Nimai: If we were at a Barnes & Noble, I’d be reading a Giada cookbook instead of Cooking for Trolls.

Prince Rama

Taraka: I think that on a surface level, some of this record is a response to bands that get sponsored by different corporations. We were like, ‘Wouldn’t it be more fun if it were the other way around, and the band was sponsoring the corporation? And we got to have creative control over how we advertise them, and we got to be the ones in power deciding how we were going to use their logo, and what association we had with it?’ It was kind of a way of taking the power back and subverting the paradigm.
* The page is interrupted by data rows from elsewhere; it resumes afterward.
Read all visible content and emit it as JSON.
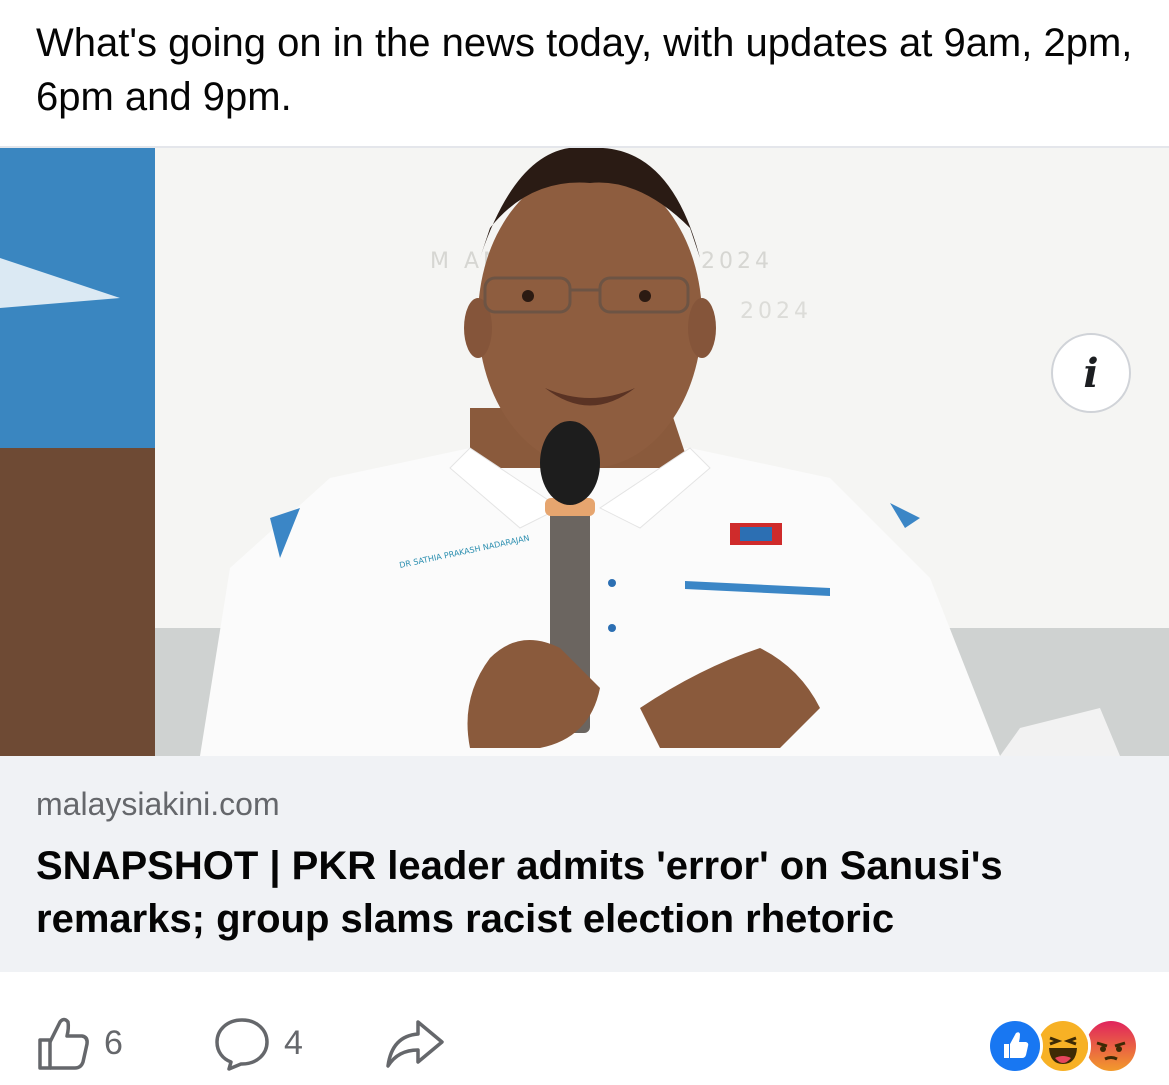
{
  "post": {
    "caption": "What's going on in the news today, with updates at 9am, 2pm, 6pm and 9pm."
  },
  "link_preview": {
    "image_alt": "PKR leader speaking into a microphone",
    "info_icon": "info-icon",
    "domain": "malaysiakini.com",
    "headline": "SNAPSHOT | PKR leader admits 'error' on Sanusi's remarks; group slams racist election rhetoric"
  },
  "actions": {
    "like_count": "6",
    "comment_count": "4",
    "like_icon": "thumbs-up-icon",
    "comment_icon": "comment-bubble-icon",
    "share_icon": "share-arrow-icon"
  },
  "reactions": [
    {
      "type": "like",
      "icon": "like-reaction-icon",
      "color": "#1877f2"
    },
    {
      "type": "haha",
      "icon": "haha-reaction-icon",
      "color": "#f7b125"
    },
    {
      "type": "angry",
      "icon": "angry-reaction-icon",
      "color": "#e9710f"
    }
  ]
}
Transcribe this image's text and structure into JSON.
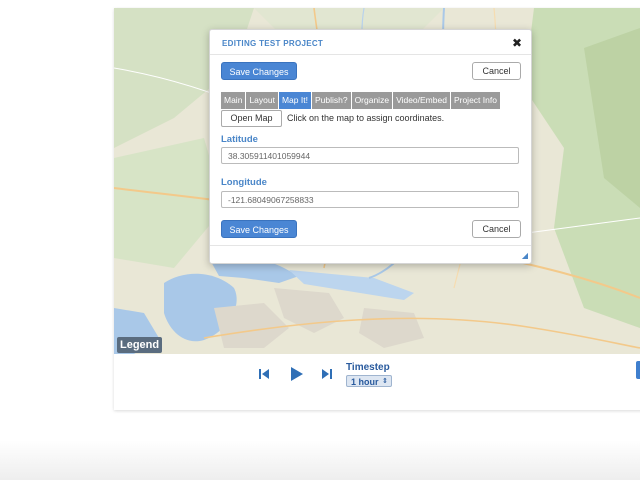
{
  "modal": {
    "title": "EDITING TEST PROJECT",
    "close_glyph": "✖",
    "save_label": "Save Changes",
    "cancel_label": "Cancel",
    "tabs": [
      {
        "label": "Main",
        "active": false
      },
      {
        "label": "Layout",
        "active": false
      },
      {
        "label": "Map It!",
        "active": true
      },
      {
        "label": "Publish?",
        "active": false
      },
      {
        "label": "Organize",
        "active": false
      },
      {
        "label": "Video/Embed",
        "active": false
      },
      {
        "label": "Project Info",
        "active": false
      }
    ],
    "open_map_label": "Open Map",
    "map_hint": "Click on the map to assign coordinates.",
    "latitude_label": "Latitude",
    "latitude_value": "38.305911401059944",
    "longitude_label": "Longitude",
    "longitude_value": "-121.68049067258833"
  },
  "map": {
    "legend_label": "Legend"
  },
  "controls": {
    "timestep_label": "Timestep",
    "timestep_value": "1 hour",
    "icons": [
      "skip-back-icon",
      "play-icon",
      "skip-forward-icon"
    ]
  },
  "colors": {
    "accent": "#4a86d4",
    "tab_inactive": "#9a9a9a",
    "map_base": "#e9e7d6",
    "water": "#a9c8e8"
  }
}
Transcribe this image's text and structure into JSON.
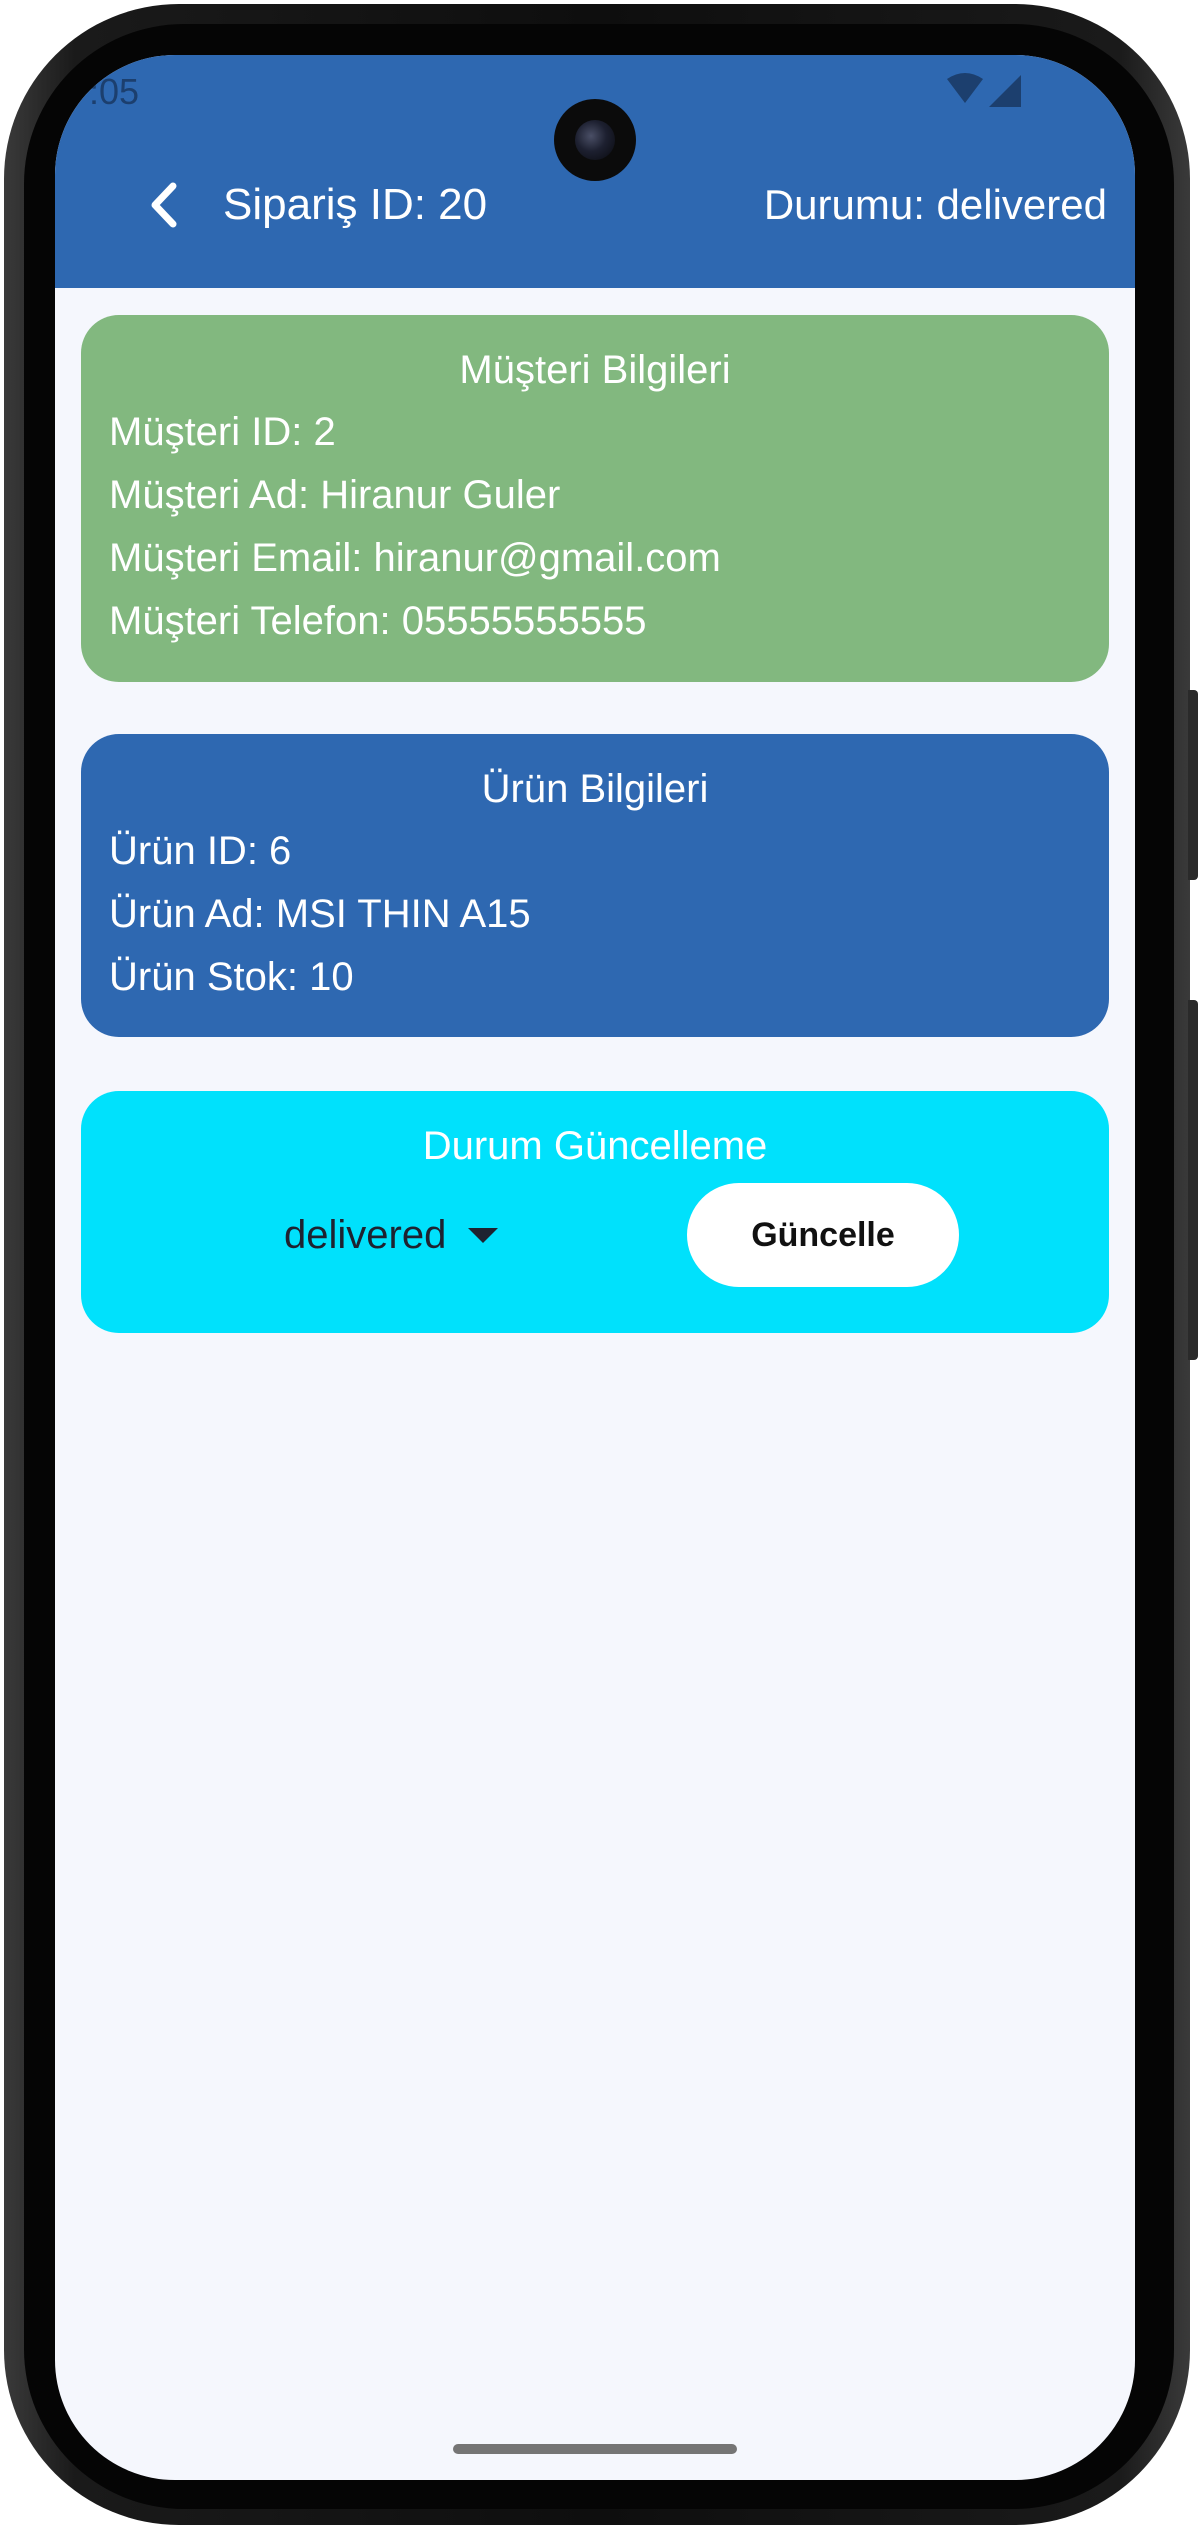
{
  "status_bar": {
    "time": ":05"
  },
  "app_bar": {
    "title": "Sipariş ID: 20",
    "status": "Durumu: delivered",
    "background": "#2e68b1"
  },
  "customer_card": {
    "title": "Müşteri Bilgileri",
    "lines": [
      "Müşteri ID: 2",
      "Müşteri Ad: Hiranur Guler",
      "Müşteri Email: hiranur@gmail.com",
      "Müşteri Telefon: 05555555555"
    ],
    "background": "#82b87f"
  },
  "product_card": {
    "title": "Ürün Bilgileri",
    "lines": [
      "Ürün ID: 6",
      "Ürün Ad: MSI THIN A15",
      "Ürün Stok: 10"
    ],
    "background": "#2e68b1"
  },
  "status_update_card": {
    "title": "Durum Güncelleme",
    "selected_status": "delivered",
    "button_label": "Güncelle",
    "background": "#00e1fc"
  },
  "icons": {
    "back": "chevron-left-icon",
    "dropdown": "triangle-down-icon",
    "wifi": "wifi-icon",
    "signal": "signal-icon"
  }
}
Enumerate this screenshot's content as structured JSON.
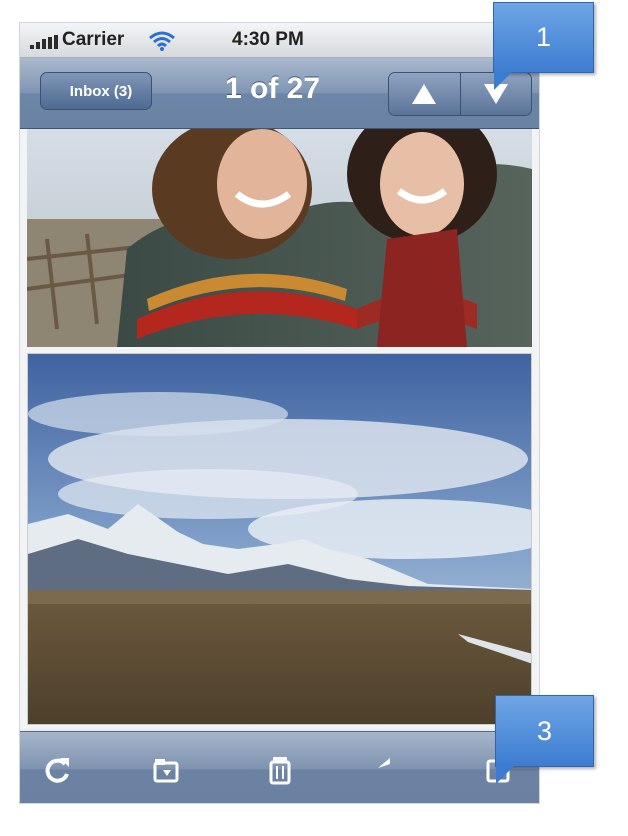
{
  "status_bar": {
    "carrier": "Carrier",
    "time": "4:30 PM"
  },
  "nav_bar": {
    "back_label": "Inbox (3)",
    "title": "1 of 27",
    "prev_icon": "up-triangle-icon",
    "next_icon": "down-triangle-icon"
  },
  "content": {
    "photo_1": "two-people-wrapped-in-blanket",
    "photo_2": "snowy-mountains-and-prairie-landscape"
  },
  "toolbar": {
    "icons": [
      "refresh-icon",
      "move-to-folder-icon",
      "trash-icon",
      "reply-icon",
      "compose-icon"
    ]
  },
  "callouts": [
    {
      "label": "1"
    },
    {
      "label": "3"
    }
  ],
  "colors": {
    "nav": "#7f95b3",
    "callout": "#4f8ad9"
  }
}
Nimai: We were in the middle of doing this installation for the Whitney and we wanted to create the Whitney Biennal 2067. Thinking about the state of art in the future, I think art museums are going to start to lose funding and get sponsored by corporations. We thought by putting up a bunch of fake corporate banners, it would look very much like the future.

Taraka: And on an alchemical level, Monster Energy drinks—even their motto, ‘Unleash the Beast’—there’s a lot of symbols within that which link back to a lot of mystic, pre-Christian traditions. Thinking of Monster Energy as almost this demon elixir—unleash these inner monsters. Monster Energy drinks are definitely something we incorporate into our ritual of songwriting. By drinking a lot of it.

Prince Rama

Taraka: I walked into a Santeria shop a couple of years ago. We were having ghost issues and I said, ‘I’m just going to go to the Santeria shop and see if they can help.’ So I walked in and the woman helps me out and then as I’m walking out she says, ‘Are you expecting?’ And I say, ‘Um, no.’ And she just says: ‘Soon. You got twins in your family?’ And we do. And she just said, ‘Yeah,’ and then paused, and just said, ‘Bye!’ I was like, ‘What!?’ It kind of fucked me up for a while!

Prince Rama

Taraka: Utopia isn’t a place that’s defined by some sort of territory. It’s an abstract ‘no place.’ So whatever you can do to access that space—and that space can be delineated by the rings of a record, and wherever that’s placed, it creates a portable utopia that’s revolving at its own orbit. And we sync ours up to it in that moment. I feel like writing this album was trying to create a new space that’s some sort of reflection of utopia, filtered through our own experience.